The 24 knees were divided into 288 areas. MR Imaging showed BME in 121 areas. The areas under the ROC curve with different Rel.CM values (1.25, 1.35, 1.45, 1.55, 1.65, and 1.75) were 0.633, 0.674, 0.882, 0.684, 0.651, and 0.649, respectively. On the VNCa images of Rel.CM = 1.45, the diagnostic accuracy was the highest (up to 89.2 %), the CT values of the BME area and the normal area were -67.9 (1.7∼-100.1) HU and -94.5 (-69.7∼-144.9) HU, respectively, with statistical significance (Z=-9.804, P < 0.05).
The VNCa images with a Rel.CM value of 1.45 is optimal for the detection of BME in knee.
本研究旨在评估双能 CT(DECT)虚拟非钙(VNCa)图像中不同相关对比剂(Rel.CM)值在膝关节骨髓水肿(BME)检测中的诊断准确性。
本前瞻性研究获得了机构研究伦理委员会的批准,并获得了所有参与者的书面知情同意。2018 年 7 月至 2019 年 6 月期间,23 例(24 膝)患者在 3 周内接受了双能 CT 和 MRI 检查,且均有明确外伤史。每只膝关节分为 12 个区域。首先,MR 图像作为参考标准,使用受试者工作特征(ROC)曲线分析对应不同 Rel.CM 值(1.25、1.35、1.45、1.55、1.65、1.75)的 VNCa 图像的诊断准确性,旨在为检测 BME 选择最佳的 VNCa 图像 Rel.CM 值。然后,在对应于最佳 Rel.CM 值的 VNCa 图像上测量正常区域和 BME 区域的 CT 值,用于初步定量分析。使用秩和检验比较 VNCa 图像上 BME 区域和正常骨髓区域的 CT 值差异。

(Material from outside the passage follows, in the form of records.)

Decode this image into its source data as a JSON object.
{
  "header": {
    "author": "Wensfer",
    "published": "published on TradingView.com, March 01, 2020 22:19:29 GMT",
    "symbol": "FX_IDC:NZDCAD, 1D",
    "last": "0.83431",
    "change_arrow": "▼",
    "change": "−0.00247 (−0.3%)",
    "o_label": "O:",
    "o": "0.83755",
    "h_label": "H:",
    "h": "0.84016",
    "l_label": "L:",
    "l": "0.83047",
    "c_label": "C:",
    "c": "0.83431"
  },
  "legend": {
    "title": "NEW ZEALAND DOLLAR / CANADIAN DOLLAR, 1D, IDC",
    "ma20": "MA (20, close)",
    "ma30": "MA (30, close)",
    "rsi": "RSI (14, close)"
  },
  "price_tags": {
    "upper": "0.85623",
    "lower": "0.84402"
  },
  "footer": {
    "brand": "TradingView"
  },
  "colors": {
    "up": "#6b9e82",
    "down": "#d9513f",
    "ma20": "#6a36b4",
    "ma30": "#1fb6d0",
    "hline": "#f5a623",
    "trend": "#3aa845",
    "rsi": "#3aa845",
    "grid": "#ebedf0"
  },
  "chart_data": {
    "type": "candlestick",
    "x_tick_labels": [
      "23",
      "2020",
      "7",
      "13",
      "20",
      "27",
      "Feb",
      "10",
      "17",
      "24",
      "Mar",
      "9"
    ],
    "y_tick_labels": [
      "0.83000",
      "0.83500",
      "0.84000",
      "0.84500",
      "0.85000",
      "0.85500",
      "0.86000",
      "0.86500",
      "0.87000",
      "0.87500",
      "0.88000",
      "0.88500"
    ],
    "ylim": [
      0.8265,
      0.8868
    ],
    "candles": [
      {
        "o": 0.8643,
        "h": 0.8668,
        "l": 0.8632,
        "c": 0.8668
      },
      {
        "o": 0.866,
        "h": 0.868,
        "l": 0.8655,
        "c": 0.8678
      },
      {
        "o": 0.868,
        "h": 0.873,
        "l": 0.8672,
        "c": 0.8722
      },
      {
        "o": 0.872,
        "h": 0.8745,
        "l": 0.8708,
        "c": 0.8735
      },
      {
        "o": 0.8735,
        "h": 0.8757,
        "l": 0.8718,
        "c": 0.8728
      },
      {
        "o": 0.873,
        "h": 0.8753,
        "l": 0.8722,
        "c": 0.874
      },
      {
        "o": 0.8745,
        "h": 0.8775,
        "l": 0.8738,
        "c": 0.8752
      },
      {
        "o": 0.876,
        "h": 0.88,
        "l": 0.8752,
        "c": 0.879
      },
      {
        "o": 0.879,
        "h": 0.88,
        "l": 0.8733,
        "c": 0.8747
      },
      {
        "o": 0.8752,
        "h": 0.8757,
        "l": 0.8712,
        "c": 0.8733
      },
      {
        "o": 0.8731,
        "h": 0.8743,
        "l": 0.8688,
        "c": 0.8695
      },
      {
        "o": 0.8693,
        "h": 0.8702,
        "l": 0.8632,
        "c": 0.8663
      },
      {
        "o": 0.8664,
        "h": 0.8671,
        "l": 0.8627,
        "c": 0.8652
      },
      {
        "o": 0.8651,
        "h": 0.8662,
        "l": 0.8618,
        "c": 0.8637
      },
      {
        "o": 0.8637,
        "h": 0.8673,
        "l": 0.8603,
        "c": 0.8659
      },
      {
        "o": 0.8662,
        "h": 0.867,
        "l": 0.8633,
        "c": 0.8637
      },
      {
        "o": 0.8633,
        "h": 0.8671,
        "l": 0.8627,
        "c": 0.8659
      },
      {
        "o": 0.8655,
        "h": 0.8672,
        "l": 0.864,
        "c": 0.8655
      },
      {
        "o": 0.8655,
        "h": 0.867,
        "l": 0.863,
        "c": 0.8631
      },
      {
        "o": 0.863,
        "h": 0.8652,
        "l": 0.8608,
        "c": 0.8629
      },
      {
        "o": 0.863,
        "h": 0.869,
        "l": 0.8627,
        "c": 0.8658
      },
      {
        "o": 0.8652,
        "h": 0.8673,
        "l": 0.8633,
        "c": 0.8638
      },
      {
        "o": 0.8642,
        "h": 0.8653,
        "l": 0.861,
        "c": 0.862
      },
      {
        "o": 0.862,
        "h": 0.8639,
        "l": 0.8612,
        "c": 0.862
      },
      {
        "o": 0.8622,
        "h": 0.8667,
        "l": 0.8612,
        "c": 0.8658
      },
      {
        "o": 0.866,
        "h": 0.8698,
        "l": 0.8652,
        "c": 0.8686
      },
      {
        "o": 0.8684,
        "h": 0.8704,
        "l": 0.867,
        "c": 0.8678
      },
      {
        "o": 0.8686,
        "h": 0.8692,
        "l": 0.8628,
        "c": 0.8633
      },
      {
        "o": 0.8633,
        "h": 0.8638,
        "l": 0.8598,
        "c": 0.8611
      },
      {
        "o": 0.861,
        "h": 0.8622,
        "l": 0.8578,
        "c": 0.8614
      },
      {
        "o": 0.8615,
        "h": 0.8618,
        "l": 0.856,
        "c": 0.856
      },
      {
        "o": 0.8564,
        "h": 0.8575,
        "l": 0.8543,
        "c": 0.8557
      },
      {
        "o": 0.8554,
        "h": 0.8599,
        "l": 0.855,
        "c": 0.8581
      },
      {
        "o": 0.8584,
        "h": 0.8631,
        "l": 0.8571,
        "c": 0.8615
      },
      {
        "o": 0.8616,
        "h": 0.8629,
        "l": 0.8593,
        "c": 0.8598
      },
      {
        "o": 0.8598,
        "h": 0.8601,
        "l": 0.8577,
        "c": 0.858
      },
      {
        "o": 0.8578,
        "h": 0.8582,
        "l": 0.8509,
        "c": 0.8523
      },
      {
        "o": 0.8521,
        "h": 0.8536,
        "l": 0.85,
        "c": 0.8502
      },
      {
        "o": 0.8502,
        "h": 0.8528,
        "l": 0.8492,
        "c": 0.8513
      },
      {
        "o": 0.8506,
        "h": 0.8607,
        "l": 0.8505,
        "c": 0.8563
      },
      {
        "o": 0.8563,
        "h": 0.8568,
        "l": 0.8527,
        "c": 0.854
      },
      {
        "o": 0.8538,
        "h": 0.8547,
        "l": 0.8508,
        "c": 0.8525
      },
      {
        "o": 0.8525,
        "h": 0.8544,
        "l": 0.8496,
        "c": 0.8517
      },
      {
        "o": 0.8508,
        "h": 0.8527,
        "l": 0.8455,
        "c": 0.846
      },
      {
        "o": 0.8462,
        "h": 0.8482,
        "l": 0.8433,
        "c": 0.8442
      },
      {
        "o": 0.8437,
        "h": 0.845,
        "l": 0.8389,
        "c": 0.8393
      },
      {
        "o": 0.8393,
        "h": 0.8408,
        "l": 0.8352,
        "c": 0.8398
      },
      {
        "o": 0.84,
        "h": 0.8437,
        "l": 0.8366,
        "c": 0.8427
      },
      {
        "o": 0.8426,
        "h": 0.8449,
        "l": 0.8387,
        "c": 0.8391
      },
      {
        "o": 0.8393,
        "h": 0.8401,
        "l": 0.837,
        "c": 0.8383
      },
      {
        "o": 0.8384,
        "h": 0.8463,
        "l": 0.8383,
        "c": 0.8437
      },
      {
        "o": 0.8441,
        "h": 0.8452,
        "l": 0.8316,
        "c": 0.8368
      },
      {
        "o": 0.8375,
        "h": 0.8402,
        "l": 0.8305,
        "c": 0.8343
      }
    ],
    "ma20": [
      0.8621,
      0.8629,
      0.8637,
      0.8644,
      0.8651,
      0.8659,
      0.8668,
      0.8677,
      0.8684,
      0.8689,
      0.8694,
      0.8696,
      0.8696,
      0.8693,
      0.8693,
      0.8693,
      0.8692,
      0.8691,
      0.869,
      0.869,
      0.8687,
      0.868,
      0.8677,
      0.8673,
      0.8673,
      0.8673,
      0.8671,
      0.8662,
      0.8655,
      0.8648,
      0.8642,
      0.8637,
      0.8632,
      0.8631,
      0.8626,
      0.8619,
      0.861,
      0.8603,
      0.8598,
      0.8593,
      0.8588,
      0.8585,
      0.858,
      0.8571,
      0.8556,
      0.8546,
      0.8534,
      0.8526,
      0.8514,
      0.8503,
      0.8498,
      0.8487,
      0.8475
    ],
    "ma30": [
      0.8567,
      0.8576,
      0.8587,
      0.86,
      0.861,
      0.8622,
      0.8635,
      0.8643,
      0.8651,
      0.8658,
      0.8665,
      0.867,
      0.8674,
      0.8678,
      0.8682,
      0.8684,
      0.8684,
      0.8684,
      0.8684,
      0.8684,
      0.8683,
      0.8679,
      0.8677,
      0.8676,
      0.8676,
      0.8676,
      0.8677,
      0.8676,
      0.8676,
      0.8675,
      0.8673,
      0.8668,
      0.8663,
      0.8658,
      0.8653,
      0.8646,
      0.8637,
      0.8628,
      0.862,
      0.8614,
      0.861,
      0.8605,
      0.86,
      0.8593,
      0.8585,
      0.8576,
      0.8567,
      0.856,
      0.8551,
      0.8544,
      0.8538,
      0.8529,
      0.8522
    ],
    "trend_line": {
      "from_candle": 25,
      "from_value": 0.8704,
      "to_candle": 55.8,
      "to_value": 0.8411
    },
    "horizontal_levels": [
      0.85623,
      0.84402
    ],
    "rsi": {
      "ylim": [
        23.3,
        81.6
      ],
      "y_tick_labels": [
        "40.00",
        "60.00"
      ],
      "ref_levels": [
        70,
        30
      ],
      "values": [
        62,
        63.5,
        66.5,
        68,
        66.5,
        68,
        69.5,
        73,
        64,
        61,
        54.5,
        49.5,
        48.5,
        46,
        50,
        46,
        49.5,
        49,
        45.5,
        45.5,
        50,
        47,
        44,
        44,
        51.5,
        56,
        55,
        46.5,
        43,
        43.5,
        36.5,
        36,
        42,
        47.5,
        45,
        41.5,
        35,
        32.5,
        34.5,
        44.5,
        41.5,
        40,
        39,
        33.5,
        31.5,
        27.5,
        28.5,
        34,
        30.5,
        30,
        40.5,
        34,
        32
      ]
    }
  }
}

24 个膝关节被分为 288 个区域。MR 成像显示 121 个区域有 BME。不同 Rel.CM 值(1.25、1.35、1.45、1.55、1.65 和 1.75)的 ROC 曲线下面积分别为 0.633、0.674、0.882、0.684、0.651 和 0.649。在 Rel.CM=1.45 的 VNCa 图像上,诊断准确性最高(高达 89.2%),BME 区域和正常区域的 CT 值分别为-67.9(1.7∼-100.1)HU 和-94.5(-69.7∼-144.9)HU,差异有统计学意义(Z=-9.804,P<0.05)。
对于膝关节 BME 的检测,Rel.CM 值为 1.45 的 VNCa 图像最佳。